Et malgré cela, le silence domine. Une question s’impose alors : pourquoi la gauche progressiste globale, incarnée à l’ONU par António Guterres, secrétaire général, et Volker Türk, en charge des droits de l’homme, si prompte à crier au « massacre » lorsque Israël se défend contre le même régime idéologique, choisit-elle ici l’abstention et le silence ?

Pourquoi cette indignation sélective, lorsque les victimes sont iraniennes et que les bourreaux sont un régime islamique ? Pourquoi cette cécité volontaire, alors que les faits sont documentés, les corps comptés et les témoignages accablants ? Le contraste est saisissant : d’un côté, une mobilisation instantanée, tribunicienne, portée jusque dans les enceintes de l’United Nations ; de l’autre, un carnage toléré, relativisé, nié. Deux poids, deux mesures. La morale devient instrumentale, l’humanisme conditionnel.

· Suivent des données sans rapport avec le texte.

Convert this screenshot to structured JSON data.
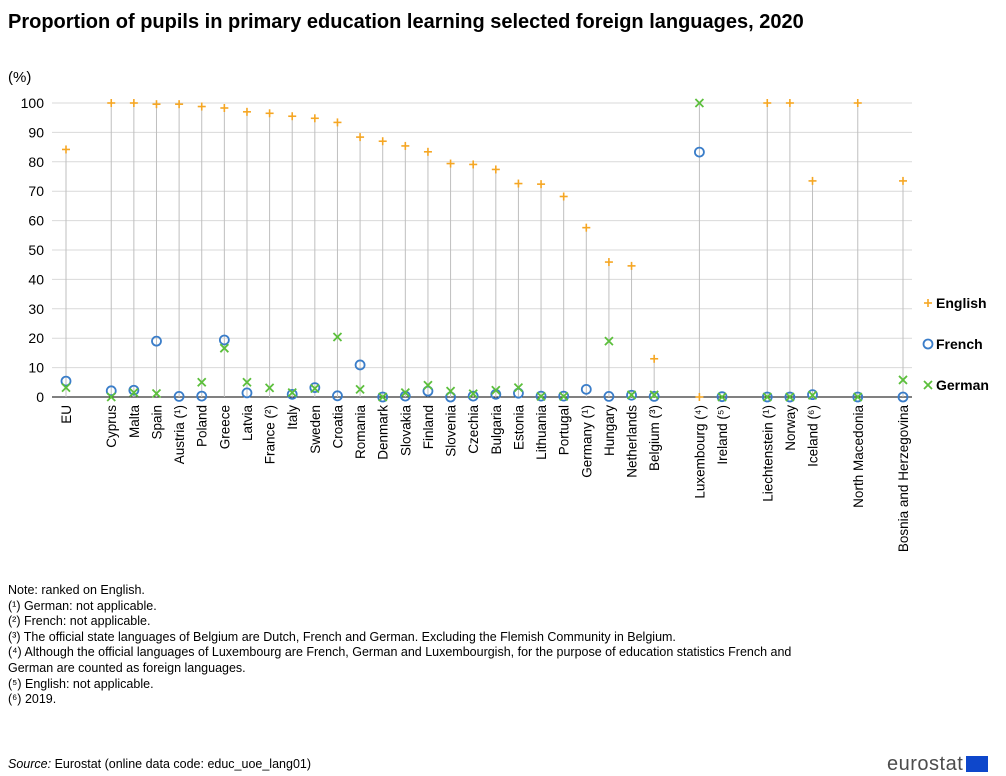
{
  "title": "Proportion of pupils in primary education learning selected foreign languages, 2020",
  "unit_label": "(%)",
  "colors": {
    "english": "#f5a623",
    "french": "#3a7dc9",
    "german": "#5cbf3c",
    "grid": "#d9d9d9",
    "stem": "#bfbfbf"
  },
  "chart_data": {
    "type": "scatter",
    "title": "Proportion of pupils in primary education learning selected foreign languages, 2020",
    "ylabel": "(%)",
    "ylim": [
      0,
      100
    ],
    "yticks": [
      0,
      10,
      20,
      30,
      40,
      50,
      60,
      70,
      80,
      90,
      100
    ],
    "grid": true,
    "legend_position": "right",
    "categories": [
      "EU",
      "Cyprus",
      "Malta",
      "Spain",
      "Austria (¹)",
      "Poland",
      "Greece",
      "Latvia",
      "France (²)",
      "Italy",
      "Sweden",
      "Croatia",
      "Romania",
      "Denmark",
      "Slovakia",
      "Finland",
      "Slovenia",
      "Czechia",
      "Bulgaria",
      "Estonia",
      "Lithuania",
      "Portugal",
      "Germany (¹)",
      "Hungary",
      "Netherlands",
      "Belgium (³)",
      "Luxembourg (⁴)",
      "Ireland (⁵)",
      "Liechtenstein (¹)",
      "Norway",
      "Iceland (⁶)",
      "North Macedonia",
      "Bosnia and Herzegovina"
    ],
    "series": [
      {
        "name": "English",
        "marker": "+",
        "values": [
          84.2,
          100,
          100,
          99.6,
          99.6,
          98.8,
          98.3,
          97,
          96.5,
          95.5,
          94.8,
          93.4,
          88.4,
          87,
          85.4,
          83.4,
          79.4,
          79.1,
          77.4,
          72.6,
          72.4,
          68.2,
          57.6,
          45.9,
          44.6,
          13,
          0,
          null,
          100,
          100,
          73.5,
          100,
          73.5
        ]
      },
      {
        "name": "French",
        "marker": "o",
        "values": [
          5.4,
          2.1,
          2.3,
          19,
          0.2,
          0.3,
          19.4,
          1.4,
          null,
          0.9,
          3.2,
          0.4,
          10.9,
          0,
          0.3,
          2,
          0,
          0.3,
          0.9,
          1.3,
          0.3,
          0.3,
          2.6,
          0.2,
          0.6,
          0.2,
          83.3,
          0.1,
          0,
          0,
          0.8,
          0,
          0
        ]
      },
      {
        "name": "German",
        "marker": "x",
        "values": [
          3.2,
          0,
          1.5,
          1.2,
          null,
          5,
          16.6,
          5,
          3.1,
          1.5,
          2.9,
          20.4,
          2.6,
          0,
          1.5,
          4,
          2,
          1.1,
          2.3,
          3.2,
          0.2,
          0.2,
          null,
          19,
          0.7,
          0.7,
          100,
          0,
          0,
          0,
          0.6,
          0,
          5.8
        ]
      }
    ],
    "gaps_before": [
      1,
      26,
      28,
      31,
      32
    ]
  },
  "notes": [
    "Note: ranked on English.",
    "(¹) German: not applicable.",
    "(²) French: not applicable.",
    "(³) The official state languages of Belgium are Dutch, French and German. Excluding the Flemish Community in Belgium.",
    "(⁴) Although the official languages of Luxembourg are French, German and Luxembourgish, for the purpose of education statistics French and German are counted as foreign languages.",
    "(⁵) English: not applicable.",
    "(⁶) 2019."
  ],
  "source": {
    "prefix": "Source:",
    "text": " Eurostat (online data code: educ_uoe_lang01)"
  },
  "logo": {
    "text": "eurostat"
  }
}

Ce drame iranien n’est pas une parenthèse. C’est un génocide structurel qui dure depuis 47 ans, commis au nom de l’islamisme, contre un peuple désarmé. Le taire, l’excuser ou le minimiser, c’est en devenir complice. L’histoire, elle, n’oubliera pas.

Reste à savoir si les peuples du monde libre sauront tirer la leçon de cette faillite morale, alors qu’une alliance islamo-marxiste cherche déjà à infiltrer, neutraliser puis s’emparer des institutions démocratiques pour imposer le même aveuglement idéologique à l’Occident.